Unless you're on LSD or magic mushrooms, music can be tough to see. Enter the video jockey, who can provide a party's optical soul.
Before MTV coined the term for presenters that introduce music videos and read from cues, the early 1980s saw the development of veejaying, whose practitioners synchronized live video clips and film loop projections to the DJs' music.
Fast-forward three decades and although the tools of the trade have advanced light years, at many a party the VJ, if there is one at all, remains an afterthought.
PHOTO: COURTESY OF DANIEL M.
"VJs are only as important as the canvas they are provided with," Dominik Tyliszczak, Luxy VJ Dr DMT said. "Hire a VJ for a party and give him or her a small screen with a low light projector and what they do will be crappy."
Dr DMT's favorite gig was Monster Massive, where he had three huge screens to work with. "Like it or not, sound is really our second sensory input, for most people. It's our eyes that primarily guide the average person," he said. "So at a party where music is the focus, and only music, you are denying the audience something very significant."
Even if DJs wanted to play original music at every gig, it's difficult for them to do so. VJs have the edge in this regard and are able to project something into the crowd that music alone cannot do.
Daniel M, aka Freeformone, is an Australian VJ working at Ageha, Taipei. "Experienced VJs are sparse, so there seems no need for competition," he said. "There are four to five gigs a weekend in Taipei. How many have VJs?"
For the most part very few. Although some clubs slum it with stock libraries available for free on the Internet, with so many parties surely the goal should be originality.
"You are expected to come up with your unique ideas," says Dr DMT. "For [the] most part playing other people's stuff is totally looked down upon, as opposed to deejaying. Allow the artist/VJ to create the setup of the screens and you can get art."
So is veejaying really art?
Members of "the VJ community considers themselves 'artists,'" says Dr DMT.
"Think 'electronic artist,'" says Freeformone. "Visual artists have often been mistaken for VJs, the term "visualist" is more accurate to my personal ego."
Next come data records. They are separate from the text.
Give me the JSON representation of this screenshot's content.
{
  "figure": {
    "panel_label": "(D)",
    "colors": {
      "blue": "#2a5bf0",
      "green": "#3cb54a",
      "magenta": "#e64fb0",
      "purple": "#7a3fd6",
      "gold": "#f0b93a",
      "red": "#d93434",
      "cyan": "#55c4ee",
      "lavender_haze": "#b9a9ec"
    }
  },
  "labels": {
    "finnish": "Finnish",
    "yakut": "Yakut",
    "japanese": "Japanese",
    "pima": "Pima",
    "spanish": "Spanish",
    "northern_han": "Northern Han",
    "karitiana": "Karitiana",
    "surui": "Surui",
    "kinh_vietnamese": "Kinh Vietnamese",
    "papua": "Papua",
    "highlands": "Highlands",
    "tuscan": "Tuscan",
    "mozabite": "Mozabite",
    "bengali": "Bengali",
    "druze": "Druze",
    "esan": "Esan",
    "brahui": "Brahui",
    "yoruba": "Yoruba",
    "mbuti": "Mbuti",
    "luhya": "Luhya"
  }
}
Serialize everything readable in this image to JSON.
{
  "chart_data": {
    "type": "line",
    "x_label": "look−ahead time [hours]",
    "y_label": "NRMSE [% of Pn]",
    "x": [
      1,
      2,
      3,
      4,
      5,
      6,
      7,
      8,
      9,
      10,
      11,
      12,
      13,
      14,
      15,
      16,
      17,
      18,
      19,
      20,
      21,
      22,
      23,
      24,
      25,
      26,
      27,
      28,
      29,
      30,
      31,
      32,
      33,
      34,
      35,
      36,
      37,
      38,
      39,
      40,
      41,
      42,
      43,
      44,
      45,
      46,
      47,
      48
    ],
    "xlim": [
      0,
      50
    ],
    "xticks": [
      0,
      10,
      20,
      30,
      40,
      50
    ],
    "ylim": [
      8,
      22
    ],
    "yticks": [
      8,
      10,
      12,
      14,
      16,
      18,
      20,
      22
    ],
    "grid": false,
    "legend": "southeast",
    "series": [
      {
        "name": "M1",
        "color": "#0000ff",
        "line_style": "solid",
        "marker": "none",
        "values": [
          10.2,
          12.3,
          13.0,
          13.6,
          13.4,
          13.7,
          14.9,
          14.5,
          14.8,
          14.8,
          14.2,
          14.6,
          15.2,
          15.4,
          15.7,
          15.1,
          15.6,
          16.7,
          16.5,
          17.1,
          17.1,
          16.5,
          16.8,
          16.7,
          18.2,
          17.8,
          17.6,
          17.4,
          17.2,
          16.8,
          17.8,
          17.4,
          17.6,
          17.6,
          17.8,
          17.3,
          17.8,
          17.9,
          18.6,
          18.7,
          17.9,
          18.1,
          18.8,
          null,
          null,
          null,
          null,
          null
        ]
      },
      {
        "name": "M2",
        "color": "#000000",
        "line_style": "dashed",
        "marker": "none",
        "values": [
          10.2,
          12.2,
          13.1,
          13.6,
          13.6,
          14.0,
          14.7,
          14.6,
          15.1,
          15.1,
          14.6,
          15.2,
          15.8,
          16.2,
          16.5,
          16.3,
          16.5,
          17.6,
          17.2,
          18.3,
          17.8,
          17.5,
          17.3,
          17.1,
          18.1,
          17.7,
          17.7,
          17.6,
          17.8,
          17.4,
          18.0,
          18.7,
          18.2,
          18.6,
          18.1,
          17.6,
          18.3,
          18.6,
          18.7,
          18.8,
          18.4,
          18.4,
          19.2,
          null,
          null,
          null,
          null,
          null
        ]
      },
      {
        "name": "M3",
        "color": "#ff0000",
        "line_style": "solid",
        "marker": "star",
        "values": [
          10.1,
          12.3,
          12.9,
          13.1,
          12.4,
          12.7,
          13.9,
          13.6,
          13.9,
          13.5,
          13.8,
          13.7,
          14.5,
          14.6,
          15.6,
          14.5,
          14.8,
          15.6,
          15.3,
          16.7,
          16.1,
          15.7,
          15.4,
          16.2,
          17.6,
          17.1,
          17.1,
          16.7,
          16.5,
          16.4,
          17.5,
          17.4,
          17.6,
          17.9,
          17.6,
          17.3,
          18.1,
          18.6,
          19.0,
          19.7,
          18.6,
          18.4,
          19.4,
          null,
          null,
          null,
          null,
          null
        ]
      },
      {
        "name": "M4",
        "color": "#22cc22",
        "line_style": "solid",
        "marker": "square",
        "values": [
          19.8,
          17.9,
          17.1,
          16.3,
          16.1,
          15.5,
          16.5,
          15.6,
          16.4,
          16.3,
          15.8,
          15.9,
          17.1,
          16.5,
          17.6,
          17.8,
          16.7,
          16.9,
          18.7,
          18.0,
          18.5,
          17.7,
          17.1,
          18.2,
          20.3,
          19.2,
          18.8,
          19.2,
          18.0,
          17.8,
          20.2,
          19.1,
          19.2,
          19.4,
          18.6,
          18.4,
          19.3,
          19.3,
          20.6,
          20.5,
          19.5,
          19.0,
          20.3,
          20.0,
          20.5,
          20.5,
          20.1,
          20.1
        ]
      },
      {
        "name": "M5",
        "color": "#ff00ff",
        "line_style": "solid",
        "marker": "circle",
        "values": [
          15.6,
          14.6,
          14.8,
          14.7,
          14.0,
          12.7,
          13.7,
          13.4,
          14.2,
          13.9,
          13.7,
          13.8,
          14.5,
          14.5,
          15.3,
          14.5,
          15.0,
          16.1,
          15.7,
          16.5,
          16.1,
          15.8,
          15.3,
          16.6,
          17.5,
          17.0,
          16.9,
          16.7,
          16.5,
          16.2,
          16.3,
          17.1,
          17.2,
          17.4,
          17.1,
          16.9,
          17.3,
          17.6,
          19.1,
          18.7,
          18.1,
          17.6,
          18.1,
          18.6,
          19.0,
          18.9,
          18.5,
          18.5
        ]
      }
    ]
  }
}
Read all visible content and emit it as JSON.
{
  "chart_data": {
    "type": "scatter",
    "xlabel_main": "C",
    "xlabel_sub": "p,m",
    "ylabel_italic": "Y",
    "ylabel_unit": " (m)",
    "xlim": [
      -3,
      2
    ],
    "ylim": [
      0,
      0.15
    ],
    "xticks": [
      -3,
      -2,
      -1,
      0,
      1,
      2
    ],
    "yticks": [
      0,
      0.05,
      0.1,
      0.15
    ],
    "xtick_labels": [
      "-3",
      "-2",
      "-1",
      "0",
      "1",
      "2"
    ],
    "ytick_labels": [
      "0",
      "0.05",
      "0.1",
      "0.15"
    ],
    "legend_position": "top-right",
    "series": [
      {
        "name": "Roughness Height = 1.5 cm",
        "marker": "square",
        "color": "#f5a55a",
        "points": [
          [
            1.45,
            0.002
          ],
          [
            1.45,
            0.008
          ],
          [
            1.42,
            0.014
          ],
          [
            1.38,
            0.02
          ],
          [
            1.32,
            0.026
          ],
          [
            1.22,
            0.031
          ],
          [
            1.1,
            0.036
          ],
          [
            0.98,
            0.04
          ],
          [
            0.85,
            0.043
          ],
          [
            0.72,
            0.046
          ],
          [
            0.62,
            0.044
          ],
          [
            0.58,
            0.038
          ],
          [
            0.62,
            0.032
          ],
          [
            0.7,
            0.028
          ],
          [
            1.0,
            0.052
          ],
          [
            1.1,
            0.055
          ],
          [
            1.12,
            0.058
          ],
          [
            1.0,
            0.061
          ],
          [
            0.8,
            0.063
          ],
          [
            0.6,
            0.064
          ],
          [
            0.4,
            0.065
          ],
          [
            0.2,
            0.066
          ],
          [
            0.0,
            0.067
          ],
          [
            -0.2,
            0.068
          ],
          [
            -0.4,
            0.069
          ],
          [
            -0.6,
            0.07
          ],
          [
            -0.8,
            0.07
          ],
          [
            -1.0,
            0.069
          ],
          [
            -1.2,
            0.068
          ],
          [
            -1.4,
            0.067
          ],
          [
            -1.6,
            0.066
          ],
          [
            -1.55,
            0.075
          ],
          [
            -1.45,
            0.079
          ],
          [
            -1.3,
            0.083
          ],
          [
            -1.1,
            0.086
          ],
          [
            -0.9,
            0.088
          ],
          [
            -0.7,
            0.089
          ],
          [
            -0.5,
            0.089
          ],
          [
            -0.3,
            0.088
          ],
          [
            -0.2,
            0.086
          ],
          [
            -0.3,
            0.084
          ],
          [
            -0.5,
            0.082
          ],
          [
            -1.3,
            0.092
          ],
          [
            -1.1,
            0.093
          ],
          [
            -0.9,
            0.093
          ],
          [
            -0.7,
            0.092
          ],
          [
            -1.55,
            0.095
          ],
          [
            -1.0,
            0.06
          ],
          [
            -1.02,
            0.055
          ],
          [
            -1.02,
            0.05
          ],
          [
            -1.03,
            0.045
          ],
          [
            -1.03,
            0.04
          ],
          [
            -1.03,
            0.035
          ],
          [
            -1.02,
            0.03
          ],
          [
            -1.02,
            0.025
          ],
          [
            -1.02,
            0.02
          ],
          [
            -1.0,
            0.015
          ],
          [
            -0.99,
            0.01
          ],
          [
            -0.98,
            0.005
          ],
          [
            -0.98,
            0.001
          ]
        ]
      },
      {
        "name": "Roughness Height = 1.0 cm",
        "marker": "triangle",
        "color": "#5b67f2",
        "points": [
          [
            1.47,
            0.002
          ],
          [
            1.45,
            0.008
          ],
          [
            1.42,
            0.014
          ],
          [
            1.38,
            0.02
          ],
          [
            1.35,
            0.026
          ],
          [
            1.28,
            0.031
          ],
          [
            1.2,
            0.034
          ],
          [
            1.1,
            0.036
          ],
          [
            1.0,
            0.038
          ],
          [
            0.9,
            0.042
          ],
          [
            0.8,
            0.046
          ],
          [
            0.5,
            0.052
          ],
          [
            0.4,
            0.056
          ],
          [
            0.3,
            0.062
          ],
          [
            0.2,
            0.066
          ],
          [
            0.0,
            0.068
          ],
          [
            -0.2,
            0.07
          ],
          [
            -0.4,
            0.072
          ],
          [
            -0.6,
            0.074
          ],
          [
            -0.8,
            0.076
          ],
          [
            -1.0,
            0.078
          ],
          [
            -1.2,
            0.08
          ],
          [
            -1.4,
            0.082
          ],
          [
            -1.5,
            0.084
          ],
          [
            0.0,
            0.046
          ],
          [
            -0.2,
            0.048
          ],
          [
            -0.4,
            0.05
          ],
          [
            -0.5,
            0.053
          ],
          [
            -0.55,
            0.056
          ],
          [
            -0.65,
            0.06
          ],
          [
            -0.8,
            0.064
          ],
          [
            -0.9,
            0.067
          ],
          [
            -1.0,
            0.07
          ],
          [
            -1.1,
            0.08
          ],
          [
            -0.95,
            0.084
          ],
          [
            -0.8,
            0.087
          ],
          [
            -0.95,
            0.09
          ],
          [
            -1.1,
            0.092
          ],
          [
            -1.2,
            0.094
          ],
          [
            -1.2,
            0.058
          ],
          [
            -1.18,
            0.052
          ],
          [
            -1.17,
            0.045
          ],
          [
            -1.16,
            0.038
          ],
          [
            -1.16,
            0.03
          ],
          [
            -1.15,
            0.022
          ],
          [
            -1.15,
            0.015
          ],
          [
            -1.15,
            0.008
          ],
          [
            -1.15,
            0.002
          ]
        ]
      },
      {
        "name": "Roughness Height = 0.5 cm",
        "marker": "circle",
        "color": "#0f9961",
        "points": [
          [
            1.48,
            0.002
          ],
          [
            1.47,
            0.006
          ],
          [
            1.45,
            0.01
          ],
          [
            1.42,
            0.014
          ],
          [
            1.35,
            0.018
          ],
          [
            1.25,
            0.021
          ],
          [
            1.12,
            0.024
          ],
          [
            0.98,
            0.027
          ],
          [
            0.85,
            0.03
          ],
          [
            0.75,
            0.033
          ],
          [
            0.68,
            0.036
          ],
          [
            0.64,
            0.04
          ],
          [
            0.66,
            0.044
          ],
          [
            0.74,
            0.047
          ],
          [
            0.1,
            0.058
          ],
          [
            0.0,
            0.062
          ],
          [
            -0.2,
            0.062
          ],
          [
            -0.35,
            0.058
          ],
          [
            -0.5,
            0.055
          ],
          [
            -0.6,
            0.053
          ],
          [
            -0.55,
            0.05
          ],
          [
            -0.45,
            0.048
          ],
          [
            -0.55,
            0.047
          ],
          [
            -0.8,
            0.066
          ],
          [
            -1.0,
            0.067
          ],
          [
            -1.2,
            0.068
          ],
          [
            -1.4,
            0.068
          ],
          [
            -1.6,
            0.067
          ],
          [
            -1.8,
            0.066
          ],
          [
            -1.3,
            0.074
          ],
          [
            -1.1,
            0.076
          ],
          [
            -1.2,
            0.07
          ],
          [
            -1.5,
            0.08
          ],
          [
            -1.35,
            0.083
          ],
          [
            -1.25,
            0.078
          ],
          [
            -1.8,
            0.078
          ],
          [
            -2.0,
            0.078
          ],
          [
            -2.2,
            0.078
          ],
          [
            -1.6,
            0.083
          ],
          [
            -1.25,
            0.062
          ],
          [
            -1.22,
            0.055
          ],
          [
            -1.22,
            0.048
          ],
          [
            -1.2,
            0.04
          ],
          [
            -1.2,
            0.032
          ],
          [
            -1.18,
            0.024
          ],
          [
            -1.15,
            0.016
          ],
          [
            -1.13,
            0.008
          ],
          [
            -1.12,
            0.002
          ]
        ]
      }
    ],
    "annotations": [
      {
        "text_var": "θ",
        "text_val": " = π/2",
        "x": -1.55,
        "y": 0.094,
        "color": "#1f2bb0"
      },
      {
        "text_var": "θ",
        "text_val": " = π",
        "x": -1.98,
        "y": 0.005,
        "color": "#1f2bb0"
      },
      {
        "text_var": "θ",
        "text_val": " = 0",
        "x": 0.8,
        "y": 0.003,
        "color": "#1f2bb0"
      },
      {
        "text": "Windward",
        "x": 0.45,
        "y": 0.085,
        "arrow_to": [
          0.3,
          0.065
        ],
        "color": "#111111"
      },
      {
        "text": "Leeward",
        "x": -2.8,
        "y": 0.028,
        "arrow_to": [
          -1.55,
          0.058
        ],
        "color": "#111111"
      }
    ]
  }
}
Getting to make that art can be expensive and time consuming. With no standardization of equipment, "veejaying" has never been as simple as carrying a couple dozen DVDs to a gig. "It used to be several boxes of electronics and specialized gear," says Freeformone.
Dr DMT agrees and believes this may be one reason why there aren't many VJs.
"Two hundred thousand NT for the equipment you brought to the wet, hot, electronics unfriendly environment and you start to think about getting that job at the Sunshine Gas Station on Jianguo," he said.
"I guess it has something to do with critical mass of intelligence and electronics," says Freeformone.
Veejaying is most popular in Japan. Given Taiwan's proximity, why are there so few VJs here?
"VJs got little if no recognition on party fliers and could not build up a reputation," Dr DMT said. "Lack of recognition meant few jobs and very few new people bringing in the necessary exchange of ideas pushing each other creatively."
Another point, says Dr DMT, is that "VJs are grossly underpaid.